O empresário lembrou ainda que a China teve uma participação fundamental na economia brasileira nos últimos anos. “Não só a China é o maior parceiro comercial do Brasil, como tem ajudado demais no passado e no presente. Na pior fase da crise econômica brasileira, há três ou quatro anos, a China ajudou com investimentos de infraestrutura. Do fundo criado com a ajuda da China, R$ 15 bilhões dos R$ 20 bilhões eram de investimentos chineses.”
Segundo ele, “quando a Petrobras estava no fundo do poço, a China emprestou mais de R$ 15 bilhões e ajudou o país a sair mais cedo da crise. Foi assim que centenas de milhares de brasileiros mantiveram seus empregos.”

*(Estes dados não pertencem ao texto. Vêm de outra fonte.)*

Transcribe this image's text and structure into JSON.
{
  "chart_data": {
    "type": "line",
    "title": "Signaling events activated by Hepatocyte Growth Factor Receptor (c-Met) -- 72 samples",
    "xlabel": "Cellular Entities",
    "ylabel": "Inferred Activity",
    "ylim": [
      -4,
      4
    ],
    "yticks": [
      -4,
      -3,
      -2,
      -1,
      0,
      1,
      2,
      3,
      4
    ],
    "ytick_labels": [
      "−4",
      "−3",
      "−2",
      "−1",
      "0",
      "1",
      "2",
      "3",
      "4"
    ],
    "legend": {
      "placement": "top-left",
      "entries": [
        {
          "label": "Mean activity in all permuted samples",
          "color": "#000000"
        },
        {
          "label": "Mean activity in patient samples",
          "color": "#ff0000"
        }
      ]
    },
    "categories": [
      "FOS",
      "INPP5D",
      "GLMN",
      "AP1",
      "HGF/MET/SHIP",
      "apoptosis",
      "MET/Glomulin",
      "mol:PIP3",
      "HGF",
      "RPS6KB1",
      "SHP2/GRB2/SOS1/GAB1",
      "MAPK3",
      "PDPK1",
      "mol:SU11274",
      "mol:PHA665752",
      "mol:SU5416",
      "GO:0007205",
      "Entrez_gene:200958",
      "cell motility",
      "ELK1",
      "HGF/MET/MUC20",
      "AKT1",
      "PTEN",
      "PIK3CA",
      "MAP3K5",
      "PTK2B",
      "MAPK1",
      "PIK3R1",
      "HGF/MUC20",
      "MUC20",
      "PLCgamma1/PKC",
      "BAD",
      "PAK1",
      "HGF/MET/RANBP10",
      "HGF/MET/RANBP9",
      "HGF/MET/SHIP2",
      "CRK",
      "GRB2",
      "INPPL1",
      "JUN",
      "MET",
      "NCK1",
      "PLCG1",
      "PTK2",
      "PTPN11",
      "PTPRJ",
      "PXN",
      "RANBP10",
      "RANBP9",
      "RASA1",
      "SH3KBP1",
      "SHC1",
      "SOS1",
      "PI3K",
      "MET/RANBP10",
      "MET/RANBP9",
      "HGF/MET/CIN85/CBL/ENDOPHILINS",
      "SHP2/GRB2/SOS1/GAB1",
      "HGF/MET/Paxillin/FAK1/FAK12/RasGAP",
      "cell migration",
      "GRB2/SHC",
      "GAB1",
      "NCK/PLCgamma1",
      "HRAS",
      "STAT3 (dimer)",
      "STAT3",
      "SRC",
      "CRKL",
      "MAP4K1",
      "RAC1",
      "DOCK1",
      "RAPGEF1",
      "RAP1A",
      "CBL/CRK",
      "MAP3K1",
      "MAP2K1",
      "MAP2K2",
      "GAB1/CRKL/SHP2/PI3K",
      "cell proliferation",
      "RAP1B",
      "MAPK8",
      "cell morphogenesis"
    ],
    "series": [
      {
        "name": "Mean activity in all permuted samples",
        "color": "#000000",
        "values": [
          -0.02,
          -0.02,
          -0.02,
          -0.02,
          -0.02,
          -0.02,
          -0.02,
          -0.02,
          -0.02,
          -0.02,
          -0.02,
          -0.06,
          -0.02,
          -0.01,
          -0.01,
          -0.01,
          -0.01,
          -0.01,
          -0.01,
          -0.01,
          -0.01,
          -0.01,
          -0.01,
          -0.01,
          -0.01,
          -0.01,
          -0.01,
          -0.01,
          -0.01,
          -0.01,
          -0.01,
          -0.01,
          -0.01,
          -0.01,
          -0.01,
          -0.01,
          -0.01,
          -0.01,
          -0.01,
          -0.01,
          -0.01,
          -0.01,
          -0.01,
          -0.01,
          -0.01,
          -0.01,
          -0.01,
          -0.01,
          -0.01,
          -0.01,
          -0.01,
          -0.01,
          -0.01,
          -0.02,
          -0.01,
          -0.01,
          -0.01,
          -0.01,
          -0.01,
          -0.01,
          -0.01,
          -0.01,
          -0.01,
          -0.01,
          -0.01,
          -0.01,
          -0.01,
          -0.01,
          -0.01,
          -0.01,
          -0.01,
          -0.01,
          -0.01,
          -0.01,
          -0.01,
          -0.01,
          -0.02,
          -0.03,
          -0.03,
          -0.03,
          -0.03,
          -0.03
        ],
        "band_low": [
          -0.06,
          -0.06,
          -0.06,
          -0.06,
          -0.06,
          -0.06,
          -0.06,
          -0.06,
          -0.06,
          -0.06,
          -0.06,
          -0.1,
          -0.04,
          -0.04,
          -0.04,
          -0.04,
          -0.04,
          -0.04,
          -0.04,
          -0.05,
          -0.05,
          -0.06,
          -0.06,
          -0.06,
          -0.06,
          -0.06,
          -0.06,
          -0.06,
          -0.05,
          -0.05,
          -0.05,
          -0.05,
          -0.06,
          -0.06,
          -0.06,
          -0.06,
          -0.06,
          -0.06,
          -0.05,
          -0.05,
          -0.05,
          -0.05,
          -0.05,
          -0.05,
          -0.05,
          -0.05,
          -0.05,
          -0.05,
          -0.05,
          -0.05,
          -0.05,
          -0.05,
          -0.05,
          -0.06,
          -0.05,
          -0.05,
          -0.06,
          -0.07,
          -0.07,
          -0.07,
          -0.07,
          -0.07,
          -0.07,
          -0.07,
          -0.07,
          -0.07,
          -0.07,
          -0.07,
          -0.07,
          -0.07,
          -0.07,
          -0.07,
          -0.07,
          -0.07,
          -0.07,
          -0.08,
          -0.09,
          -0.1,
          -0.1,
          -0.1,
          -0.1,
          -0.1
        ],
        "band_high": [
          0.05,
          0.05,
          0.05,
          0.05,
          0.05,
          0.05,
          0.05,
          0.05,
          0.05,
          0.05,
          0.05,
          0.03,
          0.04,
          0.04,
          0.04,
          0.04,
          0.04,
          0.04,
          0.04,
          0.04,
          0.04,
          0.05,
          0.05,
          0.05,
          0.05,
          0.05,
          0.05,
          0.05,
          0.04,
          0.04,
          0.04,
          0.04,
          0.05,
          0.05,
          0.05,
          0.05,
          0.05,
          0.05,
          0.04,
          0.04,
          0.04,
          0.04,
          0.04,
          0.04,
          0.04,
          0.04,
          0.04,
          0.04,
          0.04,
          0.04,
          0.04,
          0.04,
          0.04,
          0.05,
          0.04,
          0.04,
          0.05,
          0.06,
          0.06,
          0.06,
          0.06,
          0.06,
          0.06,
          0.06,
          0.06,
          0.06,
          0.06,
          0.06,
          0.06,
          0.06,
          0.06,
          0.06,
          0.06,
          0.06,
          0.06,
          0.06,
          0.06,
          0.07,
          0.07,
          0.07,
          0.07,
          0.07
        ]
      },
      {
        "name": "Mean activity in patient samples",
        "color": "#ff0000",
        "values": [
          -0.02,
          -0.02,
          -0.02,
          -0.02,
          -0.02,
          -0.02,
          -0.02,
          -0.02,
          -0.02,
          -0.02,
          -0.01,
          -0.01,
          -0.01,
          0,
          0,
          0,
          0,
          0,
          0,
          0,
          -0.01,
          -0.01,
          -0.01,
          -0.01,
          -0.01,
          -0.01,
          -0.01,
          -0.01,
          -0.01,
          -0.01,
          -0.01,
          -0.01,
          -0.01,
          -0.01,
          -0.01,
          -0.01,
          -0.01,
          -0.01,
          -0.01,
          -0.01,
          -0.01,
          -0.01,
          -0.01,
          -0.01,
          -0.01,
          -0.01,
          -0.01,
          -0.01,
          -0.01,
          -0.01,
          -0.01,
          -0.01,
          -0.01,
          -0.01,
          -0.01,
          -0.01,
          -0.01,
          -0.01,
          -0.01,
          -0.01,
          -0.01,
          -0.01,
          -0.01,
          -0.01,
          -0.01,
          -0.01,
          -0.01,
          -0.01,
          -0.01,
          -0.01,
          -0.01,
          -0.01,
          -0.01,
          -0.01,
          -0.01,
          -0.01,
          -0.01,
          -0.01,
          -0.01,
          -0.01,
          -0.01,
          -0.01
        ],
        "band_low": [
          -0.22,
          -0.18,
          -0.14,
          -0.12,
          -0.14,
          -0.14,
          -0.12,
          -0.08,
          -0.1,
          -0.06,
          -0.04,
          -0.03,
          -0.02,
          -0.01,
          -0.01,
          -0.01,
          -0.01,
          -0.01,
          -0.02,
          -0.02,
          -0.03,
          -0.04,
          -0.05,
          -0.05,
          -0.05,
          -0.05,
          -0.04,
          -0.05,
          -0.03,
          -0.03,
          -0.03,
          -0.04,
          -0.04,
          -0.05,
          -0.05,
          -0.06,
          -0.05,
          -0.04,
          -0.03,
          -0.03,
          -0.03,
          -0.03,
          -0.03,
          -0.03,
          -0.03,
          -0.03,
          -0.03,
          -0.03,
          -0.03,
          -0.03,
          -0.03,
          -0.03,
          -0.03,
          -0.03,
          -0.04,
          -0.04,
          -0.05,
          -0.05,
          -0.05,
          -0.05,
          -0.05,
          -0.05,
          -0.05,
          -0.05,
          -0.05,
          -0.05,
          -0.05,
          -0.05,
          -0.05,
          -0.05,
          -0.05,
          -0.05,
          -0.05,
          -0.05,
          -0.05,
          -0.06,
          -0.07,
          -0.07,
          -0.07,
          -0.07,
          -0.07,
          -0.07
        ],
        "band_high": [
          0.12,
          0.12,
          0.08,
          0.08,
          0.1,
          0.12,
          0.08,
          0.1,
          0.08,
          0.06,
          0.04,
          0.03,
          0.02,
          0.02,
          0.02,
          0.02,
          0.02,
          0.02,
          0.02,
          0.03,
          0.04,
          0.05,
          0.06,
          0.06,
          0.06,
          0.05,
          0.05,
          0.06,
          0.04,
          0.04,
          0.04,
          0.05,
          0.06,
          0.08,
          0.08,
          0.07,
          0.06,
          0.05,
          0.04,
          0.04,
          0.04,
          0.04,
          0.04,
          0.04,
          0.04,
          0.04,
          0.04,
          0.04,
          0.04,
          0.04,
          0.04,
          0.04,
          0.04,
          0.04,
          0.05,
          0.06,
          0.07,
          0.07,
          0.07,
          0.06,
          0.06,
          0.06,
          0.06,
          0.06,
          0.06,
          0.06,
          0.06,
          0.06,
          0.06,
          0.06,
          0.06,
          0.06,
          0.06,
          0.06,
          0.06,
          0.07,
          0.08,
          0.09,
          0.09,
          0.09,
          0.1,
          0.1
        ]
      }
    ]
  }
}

‘Insanidade e irresponsabilidade’
O deputado federal Fausto Pinato (PP-SP), presidente da Comissão de Agricultura, Pecuária, Abastecimento e Desenvolvimento Rural da Câmara dos Deputados, afirmou que a postura de Weintraub no enfrentamento com a China pode comprometer parcerias do agronegócio com o país asiático.
“Poderemos em breve ter comprometidas as parcerias do agronegócio com o Brasil, favorecendo outros países”, afirmou Pinato. “Isso beira a insanidade e a irresponsabilidade com o setor do agronegócio.”
Setor produtivo se diz despreocupado
Já o presidente da Aprosoja Brasil (Associação Brasileira de Produtores de Soja), Bartolomeu Braz Pereira, disse que não há “preocupação” do setor com um eventual estremecimento nas relações diplomáticas com a China.
“Não vejo nenhuma situação que venha a afetar o mercado de uma maneira ou outra”, afirmou Pereira, sobre os últimos acontecimentos diplomáticos.
Segundo ele, a capacidade de exportação de soja dos Estados Unidos não é suficiente para que a China substitua o fornecimento brasileiro do grão pelo americano.
“Nós continuaremos sendo um grande produtor mundial de soja”, disse Pereira. “Nossa expectativa é aumentar a exportação em 10% para a China nessa safra.”